An arched tunnel separates these two houses designed by Japanese firm Naf Architect & Design to host three generations of one family near Tokyo. The house on the left is a one-story building (A) for a woman living alone, and on the right is a two-story building (B) for a couple + child household.
The building A and B are built where the main residence was dismantled, and the slope in between was extended from Japanese garden to make a path between the south and north sides of the premises. As cars are the principal means of transportation, the slope in between building A and B serves as a driveway for daily convenience.
Former national route has heavy traffic, thus building A and B do not have windows on the north. Windows facing the neighbors on the east and west sides are small and minimized, whereas the windows facing the garden are large. Both building A and B have courtyard and skylight with slanted ceiling and curved walls to give varied interior scenes.

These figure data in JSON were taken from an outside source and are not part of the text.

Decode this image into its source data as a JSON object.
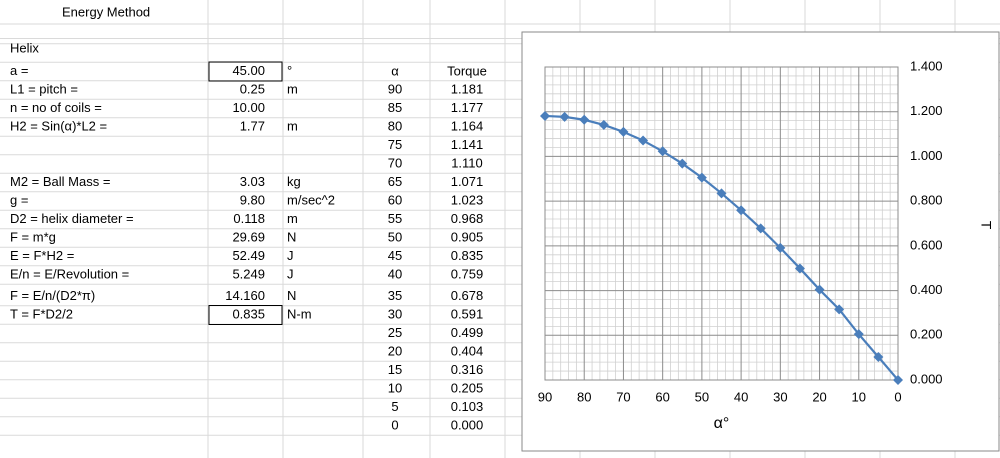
{
  "sheet": {
    "title": "Energy Method",
    "section": "Helix"
  },
  "parameters": [
    {
      "rows": [
        {
          "label": "a =",
          "value": "45.00",
          "unit": "°",
          "boxed": true
        },
        {
          "label": "L1 = pitch =",
          "value": "0.25",
          "unit": "m"
        },
        {
          "label": "n = no of coils =",
          "value": "10.00"
        },
        {
          "label": "H2 = Sin(α)*L2 =",
          "value": "1.77",
          "unit": "m"
        }
      ]
    },
    {
      "rows": [
        {
          "label": "M2 = Ball Mass =",
          "value": "3.03",
          "unit": "kg"
        },
        {
          "label": "g =",
          "value": "9.80",
          "unit": "m/sec^2"
        },
        {
          "label": "D2 = helix diameter =",
          "value": "0.118",
          "unit": "m"
        },
        {
          "label": "F = m*g",
          "value": "29.69",
          "unit": "N"
        },
        {
          "label": "E = F*H2 =",
          "value": "52.49",
          "unit": "J"
        },
        {
          "label": "E/n = E/Revolution =",
          "value": "5.249",
          "unit": "J"
        },
        {
          "label": "F = E/n/(D2*π)",
          "value": "14.160",
          "unit": "N"
        },
        {
          "label": "T = F*D2/2",
          "value": "0.835",
          "unit": "N-m",
          "boxed": true
        }
      ]
    }
  ],
  "torque_table": {
    "header": [
      "α",
      "Torque"
    ],
    "rows": [
      [
        "90",
        "1.181"
      ],
      [
        "85",
        "1.177"
      ],
      [
        "80",
        "1.164"
      ],
      [
        "75",
        "1.141"
      ],
      [
        "70",
        "1.110"
      ],
      [
        "65",
        "1.071"
      ],
      [
        "60",
        "1.023"
      ],
      [
        "55",
        "0.968"
      ],
      [
        "50",
        "0.905"
      ],
      [
        "45",
        "0.835"
      ],
      [
        "40",
        "0.759"
      ],
      [
        "35",
        "0.678"
      ],
      [
        "30",
        "0.591"
      ],
      [
        "25",
        "0.499"
      ],
      [
        "20",
        "0.404"
      ],
      [
        "15",
        "0.316"
      ],
      [
        "10",
        "0.205"
      ],
      [
        "5",
        "0.103"
      ],
      [
        "0",
        "0.000"
      ]
    ]
  },
  "chart_data": {
    "type": "line",
    "xlabel": "α°",
    "ylabel": "T",
    "x": [
      90,
      85,
      80,
      75,
      70,
      65,
      60,
      55,
      50,
      45,
      40,
      35,
      30,
      25,
      20,
      15,
      10,
      5,
      0
    ],
    "series": [
      {
        "color": "#4a7ebb",
        "values": [
          1.181,
          1.177,
          1.164,
          1.141,
          1.11,
          1.071,
          1.023,
          0.968,
          0.905,
          0.835,
          0.759,
          0.678,
          0.591,
          0.499,
          0.404,
          0.316,
          0.205,
          0.103,
          0.0
        ]
      }
    ],
    "xlim": [
      90,
      0
    ],
    "ylim": [
      0,
      1.4
    ],
    "xticks": [
      90,
      80,
      70,
      60,
      50,
      40,
      30,
      20,
      10,
      0
    ],
    "yticks": [
      {
        "value": 0,
        "label": "0.000"
      },
      {
        "value": 0.2,
        "label": "0.200"
      },
      {
        "value": 0.4,
        "label": "0.400"
      },
      {
        "value": 0.6,
        "label": "0.600"
      },
      {
        "value": 0.8,
        "label": "0.800"
      },
      {
        "value": 1.0,
        "label": "1.000"
      },
      {
        "value": 1.2,
        "label": "1.200"
      },
      {
        "value": 1.4,
        "label": "1.400"
      }
    ],
    "grid": true,
    "minor_grid": true,
    "y_axis_side": "right",
    "marker": "diamond"
  }
}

The courtyard has the largest daylight windows to provide light through transom windows and slanted ceiling. Daylight from skylight is reflected on ceramic tiles on the curved walls to give different effects by the time and weather; when sunny, it is sharp, when cloudy, it is soft, and in the morning and evening, pale violet blue light spreads inside.
The edges of curved exterior walls stretching from both sides of the slope are slightly apart, not making building A and B a two-family home from legal perspective. However, these buildings, while they are independent, stand face to face and side by side to share everyday life and space.